Currently each Sitka High student pays a fee to participate in activities as determined by coaches and the Activities Director of $300-400 per activity to cover uniforms, coaches, and some travel. Additionally students are often responsible for other travel fees to attend State qualified tournaments ranging from $200-400. Ironically, the better students perform in their activities the higher their expenses: students who travel to regional or state tournaments often pay upwards of a combined one thousand dollars to be a part of an activity. At Sitka High, 79% of kids participated in school activities, 63% of students participated in sports last year with over half of those students participating in multiple activities. Students participating in more than one activity, and families with more than one child especially have to weigh how many activities they can afford.
Families of students in activities foot these bills, along with providing shoes, instruments, and food during travel and other expenses out of pocket and through fundraising campaigns. There is incredible support from Sitka’s business community to assist teams with travel expenses, from outright donations to calendar sponsorship and other fundraisers. Sitka has always stepped up for our students and supported their efforts to the tune of nearly $200,000 in funds raised annually. Yet it is important to recognize the cost to students and families of time and often, again, personal resources, to fundraise. These fundraisers are often embedded in community life, and are valuable in their own way, but they do not happen without a great deal of effort. The need for fundraising is unlikely to go away; however, reducing fees and expenses will open activities and all the benefits that come with activities to more students.

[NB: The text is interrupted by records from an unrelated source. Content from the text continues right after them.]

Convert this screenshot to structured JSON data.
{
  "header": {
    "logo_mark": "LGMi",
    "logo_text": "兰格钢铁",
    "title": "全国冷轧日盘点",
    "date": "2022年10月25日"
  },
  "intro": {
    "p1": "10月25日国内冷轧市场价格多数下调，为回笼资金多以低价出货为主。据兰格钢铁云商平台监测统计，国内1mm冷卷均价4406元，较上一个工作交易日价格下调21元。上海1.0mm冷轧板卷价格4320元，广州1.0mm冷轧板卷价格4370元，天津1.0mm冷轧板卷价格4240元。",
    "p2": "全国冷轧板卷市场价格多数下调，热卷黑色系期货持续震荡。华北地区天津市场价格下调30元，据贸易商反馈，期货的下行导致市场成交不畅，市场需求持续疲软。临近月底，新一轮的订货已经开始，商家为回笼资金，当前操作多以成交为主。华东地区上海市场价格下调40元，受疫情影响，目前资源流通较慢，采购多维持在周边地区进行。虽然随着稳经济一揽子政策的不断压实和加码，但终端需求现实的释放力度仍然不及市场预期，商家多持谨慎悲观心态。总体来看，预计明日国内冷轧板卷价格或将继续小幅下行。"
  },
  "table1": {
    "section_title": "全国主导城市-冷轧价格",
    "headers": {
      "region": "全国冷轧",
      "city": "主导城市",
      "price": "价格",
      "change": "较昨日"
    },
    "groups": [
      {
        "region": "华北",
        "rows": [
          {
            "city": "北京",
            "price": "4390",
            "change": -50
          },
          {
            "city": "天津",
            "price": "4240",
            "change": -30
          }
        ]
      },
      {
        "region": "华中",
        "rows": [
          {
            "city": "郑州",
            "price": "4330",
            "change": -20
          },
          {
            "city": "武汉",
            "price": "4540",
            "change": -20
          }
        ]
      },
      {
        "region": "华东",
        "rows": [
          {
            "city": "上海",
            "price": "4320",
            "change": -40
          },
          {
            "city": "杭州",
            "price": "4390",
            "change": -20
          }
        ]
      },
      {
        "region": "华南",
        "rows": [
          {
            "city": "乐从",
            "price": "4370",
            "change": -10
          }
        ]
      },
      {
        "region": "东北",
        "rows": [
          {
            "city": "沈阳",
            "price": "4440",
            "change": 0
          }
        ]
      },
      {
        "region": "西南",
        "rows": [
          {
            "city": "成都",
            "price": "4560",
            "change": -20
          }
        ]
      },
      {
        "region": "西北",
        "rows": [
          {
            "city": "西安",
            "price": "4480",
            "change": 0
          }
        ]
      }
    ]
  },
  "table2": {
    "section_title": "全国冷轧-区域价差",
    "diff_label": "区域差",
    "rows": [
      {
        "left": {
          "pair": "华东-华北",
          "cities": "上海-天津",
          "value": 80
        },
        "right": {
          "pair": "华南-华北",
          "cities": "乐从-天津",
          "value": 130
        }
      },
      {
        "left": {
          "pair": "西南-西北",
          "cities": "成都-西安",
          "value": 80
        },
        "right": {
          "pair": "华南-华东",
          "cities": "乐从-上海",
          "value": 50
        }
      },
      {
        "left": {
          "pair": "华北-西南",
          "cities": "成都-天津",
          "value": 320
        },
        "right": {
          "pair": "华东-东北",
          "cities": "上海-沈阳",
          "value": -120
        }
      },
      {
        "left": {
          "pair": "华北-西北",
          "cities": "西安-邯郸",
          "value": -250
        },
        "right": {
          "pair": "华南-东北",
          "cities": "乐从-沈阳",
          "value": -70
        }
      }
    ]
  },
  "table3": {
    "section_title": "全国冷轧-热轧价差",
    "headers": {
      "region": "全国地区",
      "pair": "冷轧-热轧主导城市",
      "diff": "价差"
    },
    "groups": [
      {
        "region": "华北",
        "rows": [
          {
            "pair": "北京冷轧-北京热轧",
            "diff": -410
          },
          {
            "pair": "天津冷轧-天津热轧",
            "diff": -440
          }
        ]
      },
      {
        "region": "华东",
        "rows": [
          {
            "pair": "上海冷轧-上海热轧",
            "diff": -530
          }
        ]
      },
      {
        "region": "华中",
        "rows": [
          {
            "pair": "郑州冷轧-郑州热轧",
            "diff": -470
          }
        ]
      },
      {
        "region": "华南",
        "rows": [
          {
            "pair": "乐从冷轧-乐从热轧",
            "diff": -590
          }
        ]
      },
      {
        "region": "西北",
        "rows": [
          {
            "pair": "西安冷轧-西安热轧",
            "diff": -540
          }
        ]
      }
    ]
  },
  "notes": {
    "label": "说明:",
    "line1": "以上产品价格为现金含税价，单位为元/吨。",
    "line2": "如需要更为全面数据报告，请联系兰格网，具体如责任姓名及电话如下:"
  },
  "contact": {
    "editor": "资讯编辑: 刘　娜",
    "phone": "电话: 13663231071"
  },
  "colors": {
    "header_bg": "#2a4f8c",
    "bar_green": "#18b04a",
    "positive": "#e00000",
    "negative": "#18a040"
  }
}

The Sitka School District has committed to maintaining their activities funding, which includes the salary of the Activities Director. Other ideas district leadership has proposed include capping student fees at $300 annually, opening the door to participation in as many activities as students would like. Reducing the expense for students who travel to regional or state tournaments is being discussed, as well as providing funds for meal support during travel for qualified students. In the absence of ferries the cost of travel has risen dramatically, and increasing the amount of money available for student travel will help offset this expense for families.
A yes vote on the Marijuana Tax Ballot Measure will fulfill a directive of Sitka’s own Marijuana Advisory Committee while committing 100% of the revenues from the sale of safe and legal products to student activities. This ordinance is a common sense way to continue Sitka’s tradition of supporting our kids.